UE propõe investimentos conjuntos em lítio, níquel e terras raras com o Brasil para fortalecer a transição energética, a digitalização e a independência estratégica do bloco
A presidente da Comissão Europeia, Ursula von der Leyen, afirmou que o bloco está discutindo um acordo com o Brasil para projetos de investimento em minerais críticos, incluindo lítio, níquel e terras raras.
A declaração foi feita durante a cerimônia de assinatura do acordo comercial entre Mercosul e União Europeia, em evento realizado no Rio de Janeiro, e aponta para uma disputa global por insumos estratégicos.
O movimento europeu ocorre em paralelo ao interesse declarado dos Estados Unidos, em um cenário em que o subsolo brasileiro ganhou destaque internacional, conforme informação divulgada pelo g1
O que foi anunciado por Ursula von der Leyen
Segundo o pronunciamento feito ao lado do presidente Luiz Inácio Lula da Silva, a cooperação em matérias-primas críticas será um dos pilares da relação entre os dois lados.
Na cerimônia, von der Leyen disse, textualmente, “Isso vai moldar nossa cooperação em projetos de investimento conjunto em lítio, níquel e terras raras.
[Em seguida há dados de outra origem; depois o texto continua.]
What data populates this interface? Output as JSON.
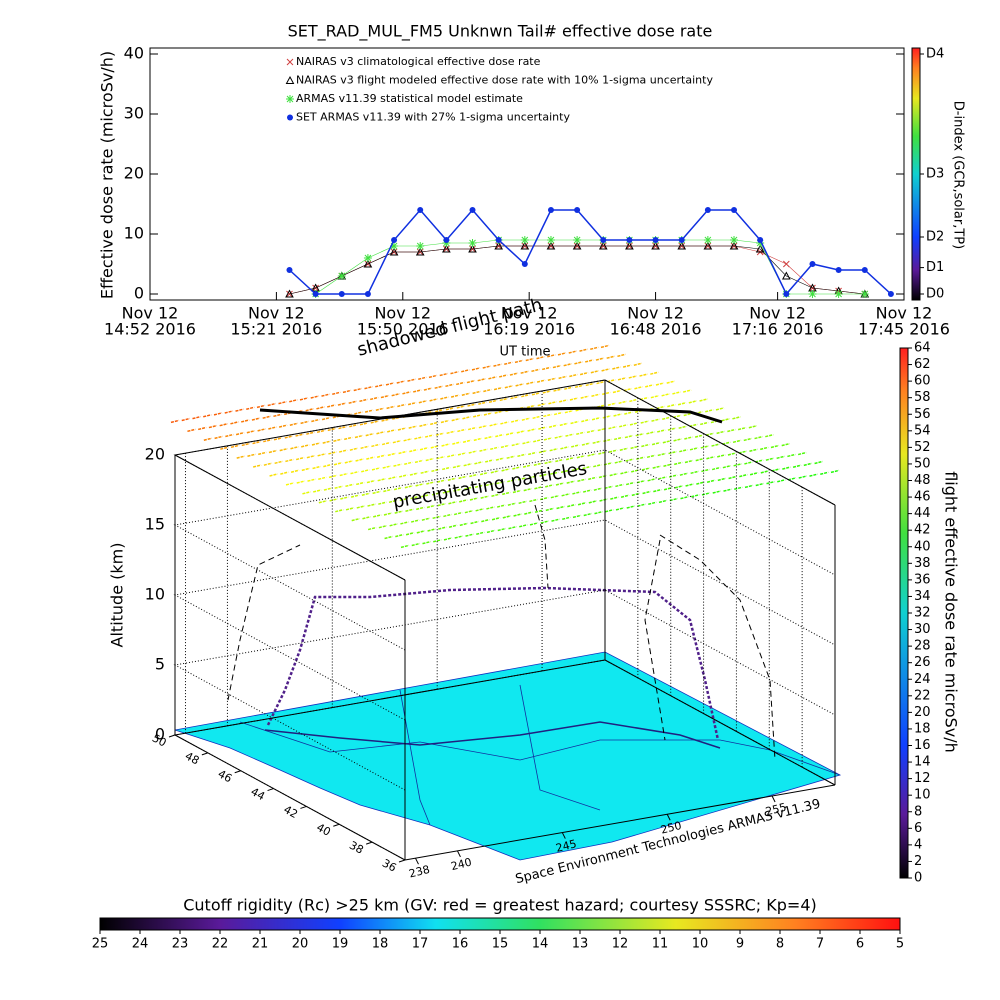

É a chave para a nossa transição digital e limpa, e também para a independência estratégica, num mundo em que os minerais tendem a ser instrumento de coerção“, afirmou.
Contexto geopolítico e econômico
O aceno europeu ocorre no mesmo momento em que os Estados Unidos, sob o governo de Donald Trump, passaram a demonstrar interesse direto nos minerais estratégicos brasileiros, aumentando a competição por acesso a esses recursos.
O Brasil detém a segunda maior reserva de terras raras do mundo, atrás apenas da China, mas ainda exporta grande parte desses minerais sem processamento, o que reduz o valor agregado capturado pelo país.
Enquanto a China domina o refino e o processamento, EUA e União Europeia buscam diversificar fornecedores para reduzir dependências estratégicas, e o Brasil entrou no centro desse tabuleiro internacional.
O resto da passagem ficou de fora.